Trip insurance is something you might want to consider for a weeklong ski trip. This is especially important for those of you going on the Whistler Blackcomb trip as we will be in Vancouver, Canada, making this an international trip. The primary purpose for carrying trip insurance is for trip cancellation coverage for illness or injury to yourself which would prevent you from taking the trip and for providing medical coverage while on the trip. Most folks don’t know this, but if you need medical assistance while outside of the U.S. (like while on a ski trip), many health insurance providers, while saying that you will be covered for medical expenses, will not pay your hospital bill until after you return to the U.S. Thus, if you are hospitalized while on a ski trip outside of the U.S., you will have to pay your hospital bill out of your own pocket while on the trip in order to get released from a non-U.S. hospital and then you will have to get reimbursed from your health insurance provider when you return to the states. That’s why having trip insurance that carries medical coverage would be a good idea.

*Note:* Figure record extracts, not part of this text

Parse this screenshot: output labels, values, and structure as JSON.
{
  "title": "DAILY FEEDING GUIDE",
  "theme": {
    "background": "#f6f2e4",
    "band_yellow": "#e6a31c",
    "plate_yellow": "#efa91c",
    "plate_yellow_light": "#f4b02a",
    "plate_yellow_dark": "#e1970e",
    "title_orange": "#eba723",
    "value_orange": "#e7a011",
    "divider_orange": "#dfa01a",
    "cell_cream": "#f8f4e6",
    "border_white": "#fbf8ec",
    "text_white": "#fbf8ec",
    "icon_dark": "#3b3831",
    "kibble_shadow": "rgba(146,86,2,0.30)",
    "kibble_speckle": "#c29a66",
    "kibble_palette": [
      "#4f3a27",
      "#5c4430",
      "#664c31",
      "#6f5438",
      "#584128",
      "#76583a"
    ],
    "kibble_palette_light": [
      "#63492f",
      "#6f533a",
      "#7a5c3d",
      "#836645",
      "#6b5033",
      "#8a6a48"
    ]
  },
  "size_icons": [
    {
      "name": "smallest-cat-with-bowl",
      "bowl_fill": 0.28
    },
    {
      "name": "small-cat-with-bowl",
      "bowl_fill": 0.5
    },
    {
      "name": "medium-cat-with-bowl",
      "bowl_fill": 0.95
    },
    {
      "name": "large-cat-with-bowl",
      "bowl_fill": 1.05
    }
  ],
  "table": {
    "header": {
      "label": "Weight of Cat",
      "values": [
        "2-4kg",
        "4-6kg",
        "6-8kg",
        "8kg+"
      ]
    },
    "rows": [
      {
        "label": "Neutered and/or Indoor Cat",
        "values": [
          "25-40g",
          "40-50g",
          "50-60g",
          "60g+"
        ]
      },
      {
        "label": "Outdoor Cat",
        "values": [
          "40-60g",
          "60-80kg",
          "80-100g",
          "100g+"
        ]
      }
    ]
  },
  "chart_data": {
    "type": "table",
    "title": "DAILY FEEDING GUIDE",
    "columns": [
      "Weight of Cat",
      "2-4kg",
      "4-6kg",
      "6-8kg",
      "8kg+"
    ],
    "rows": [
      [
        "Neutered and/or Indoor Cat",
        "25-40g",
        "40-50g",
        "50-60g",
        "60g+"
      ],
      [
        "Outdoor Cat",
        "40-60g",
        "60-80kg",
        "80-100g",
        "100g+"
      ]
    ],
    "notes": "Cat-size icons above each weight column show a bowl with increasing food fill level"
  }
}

I am not coordinating the purchase of group trip insurance for any of our travelers, but plan to purchase it on my own for both of our weeklong trips as I have done in the past. It is very reasonably priced. If you wish to purchase trip insurance on your own, you are more than welcome to contact the following organizations to do so or purchase it through whatever travel broker you wish:
- Travel Guard’s Club Travel Plan, phone: 800/208-6173; refer to Product Number 008058 P1 7/10 (for the Park City trip).
- Myra Altschuler, Travel Protectors, LLC, 18415 Lanier Island Square, Leesburg, VA 20176 (www.travelprotectors.com or via e-mail to This email address is being protected from spambots. You need JavaScript enabled to view it. or via phone at 877/515-9055 or 703/443-9055. (Note: Myra is a travel broker who specializes in finding the best trip insurance product to suit your needs. I have purchased trip insurance from her in the past and have found her to be quite knowledgeable.)

Passports

 A Passport is required for this trip out of the United States.
Note: A single criminal conviction, no matter how minor or how long ago, is grounds for exclusion from Canada, meaning you will not be allowed entry into that country. If you have such a conviction on your record, please contact an attorney for legal advice to obtain the necessary documentation which will be required for entry into Canada before signing up for this trip.